Propp (2012) sugeria a interpretação que Baba Yaga também em algumas narrativas, pudesse expressar o elemento de guardião de fronteira. Havendo interpretações que apontam que a bruxa estaria associada com o mundo dos mortos, e a condição de ela vagar por florestas, poderia representar o medo das pessoas quanto ao desconhecido e a crença de que o mundo dos mortos poderia ser acessado por meios físicos, fosse atravessando-se rios, entrando em florestas, cavernas ou subindo em montanhas. Para Forrester (2013), essa relação da bruxa com os mortos e o submundo seria mais visível em contos ucranianos, e não necessariamente russos. Para Oleszkiewiez-Peralba (2015), Baba Yaga teria surgido a partir de alguma antiga deusa eslava associada com os mortos, mas sofrido várias variações com o tempo, até chegar a imagem da bruxa que conhecemos. Embora os contos tenha começado a serem recolhidos no século XIX, as histórias sobre essa bruxa são anteriores e se perdem no tempo, não sabendo quando surgiram. 

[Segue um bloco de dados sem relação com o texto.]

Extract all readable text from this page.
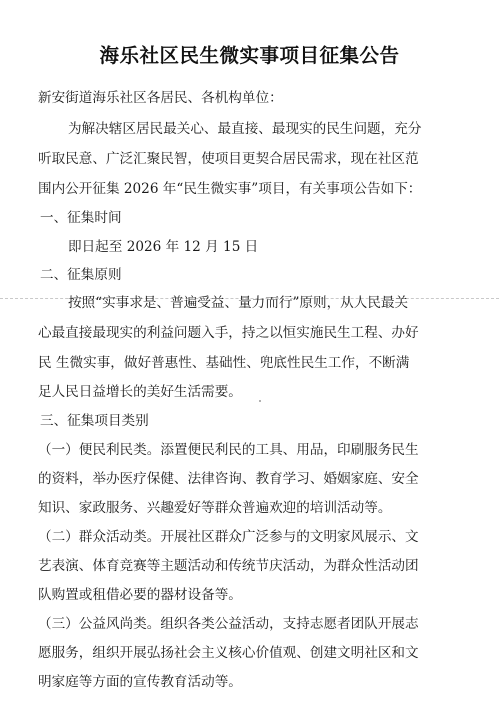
海乐社区民生微实事项目征集公告
新安街道海乐社区各居民、各机构单位：
为解决辖区居民最关心、最直接、最现实的民生问题，充分
听取民意、广泛汇聚民智，使项目更契合居民需求，现在社区范
围内公开征集 2026 年“民生微实事”项目，有关事项公告如下：
一、征集时间
即日起至 2026 年 12 月 15 日
二、征集原则
按照“实事求是、普遍受益、量力而行”原则，从人民最关
心最直接最现实的利益问题入手，持之以恒实施民生工程、办好
民 生微实事，做好普惠性、基础性、兜底性民生工作，不断满
足人民日益增长的美好生活需要。
三、征集项目类别
（一）便民利民类。添置便民利民的工具、用品，印刷服务民生
的资料，举办医疗保健、法律咨询、教育学习、婚姻家庭、安全
知识、家政服务、兴趣爱好等群众普遍欢迎的培训活动等。
（二）群众活动类。开展社区群众广泛参与的文明家风展示、文
艺表演、体育竞赛等主题活动和传统节庆活动，为群众性活动团
队购置或租借必要的器材设备等。
（三）公益风尚类。组织各类公益活动，支持志愿者团队开展志
愿服务，组织开展弘扬社会主义核心价值观、创建文明社区和文
明家庭等方面的宣传教育活动等。
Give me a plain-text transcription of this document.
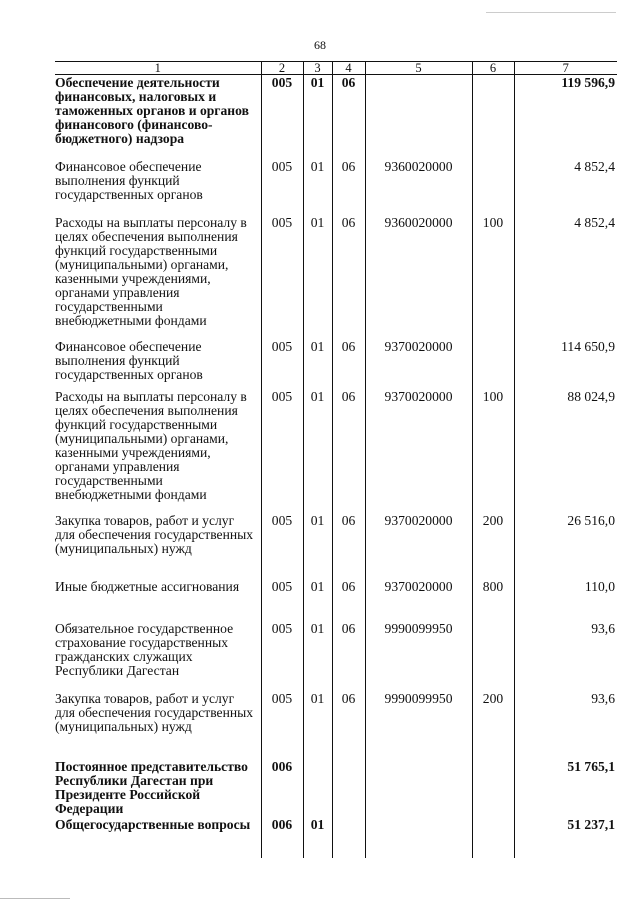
68
1	2	3	4	5	6	7
Обеспечение деятельности финансовых, налоговых и таможенных органов и органов финансового (финансово-бюджетного) надзора	005	01	06			119 596,9
Финансовое обеспечение выполнения функций государственных органов	005	01	06	9360020000		4 852,4
Расходы на выплаты персоналу в целях обеспечения выполнения функций государственными (муниципальными) органами, казенными учреждениями, органами управления государственными внебюджетными фондами	005	01	06	9360020000	100	4 852,4
Финансовое обеспечение выполнения функций государственных органов	005	01	06	9370020000		114 650,9
Расходы на выплаты персоналу в целях обеспечения выполнения функций государственными (муниципальными) органами, казенными учреждениями, органами управления государственными внебюджетными фондами	005	01	06	9370020000	100	88 024,9
Закупка товаров, работ и услуг для обеспечения государственных (муниципальных) нужд	005	01	06	9370020000	200	26 516,0
Иные бюджетные ассигнования	005	01	06	9370020000	800	110,0
Обязательное государственное страхование государственных гражданских служащих Республики Дагестан	005	01	06	9990099950		93,6
Закупка товаров, работ и услуг для обеспечения государственных (муниципальных) нужд	005	01	06	9990099950	200	93,6
Постоянное представительство Республики Дагестан при Президенте Российской Федерации	006					51 765,1
Общегосударственные вопросы	006	01				51 237,1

As histórias sobre Baba Yaga são diversas, e para um melhor conhecimento sobre essa icônica bruxa, seria necessário a leitura de tais contos. Por sorte, folcloristas como Propp reuniram vários desses contos. No entanto, recomendou o livro de Sibalan Forrester, a qual reúne 26 contos a respeito de Baba Yaga. Sendo assim, para concluir esse breve texto, volto a destacar que apesar da imagem perversa e sombria dessa bruxa ser atualmente mais conhecida através de outras mídias, é notável como na tradição folclórica, personagens por nós tidos como sendo apenas vilões ou heróis, possam possuir características ambíguas e contrastantes. 

NOTA: No jogo Rise of the Tomb Raider (2015), em uma das DLCs, Lara Croft confronta a bruxa Baba Yaga. 
NOTA 2: No jogo Castlevania: Lord of Shadows (2010), Baba Yaga aparece e ajuda o protagonista Gabriel Belmont
NOTA 3: Baba Yaga aparece em algumas histórias de Hellboy
NOTA 4: Na série de filmes John Wick, o protagonista é apelidado de Baba Yaga, por ser um temido assassino. Inclusive seu quarto filme é intitulado John Wick 4: Baba Yaga (2023). 
NOTA 5: O filme de terror russo Baba Yaga: The Terror in the Dark Forest (2020) é uma releitura da lenda da bruxa, adaptando-a para o século XXI. Onde ela reaparece após ficar vários anos presa, para começar uma série sequestros e mortes. 

Referências bibliográficas: 
AFANAS'EV, Aleksandr. Russian Fairy Tales. Toronto, Pantheon Books, 1975.
FORRESTER, Sibelan. Baba Yaga: The wild witch of the East in Russian fairy tales. Jackson, University Mississippi Press, 2013. 

PROPP, Vladimir. The Russian Folktales. Edited e translated by Sibalan Forrester. Detroit, Wayne State University Press, 2012. 
OLESZKIEWIEZ-PERALBA, Malgorzata. Fierce feminine divinities of Eurasia and Latin America. Baba Yaga, Kali, Pombagira and Santa Muerte. New York, Palgrave Macmillan, 2015. 

5 comentários:

Devaneios disse...

Véio eu só tenho uma coisa pra ti dizer:continue escrevendo,pq blog de história igual ao teu eu ñ vi ainda.Sou leitor assíduo dos teus assuntos postados em teu blog,creio q do final de 2013 a final de 2017 li quase q inerrupitamente teus artigos...mas pretendo retomar a leitura dos mesmos

Leandro Vilar disse...

Fico grato por me seguir esse tempo todo e curtir meu trabalho. Nos últimos anos decaiu a quantidade de postagens devido a falta de tempo. Os estudos e o trabalho tem me tomado bastante tempo.

Rebeca disse...

Mulheres que correm com os lobos fala dela

Leandro Vilar disse...

Rebeca, não li esse livro, mas vi o sumário. Sim, há menção a Baba Yaga e várias outras personagens femininas de lendas e mitos.

Emili Hugh disse...

Primeira vez lendo o blog e eu amei!! sempre fico com pé atrás de ler algo em blog pq muitas vezes não tem referencias, e eu amei que você deixa elas ao final do texto que por sinal é muito bem construído!!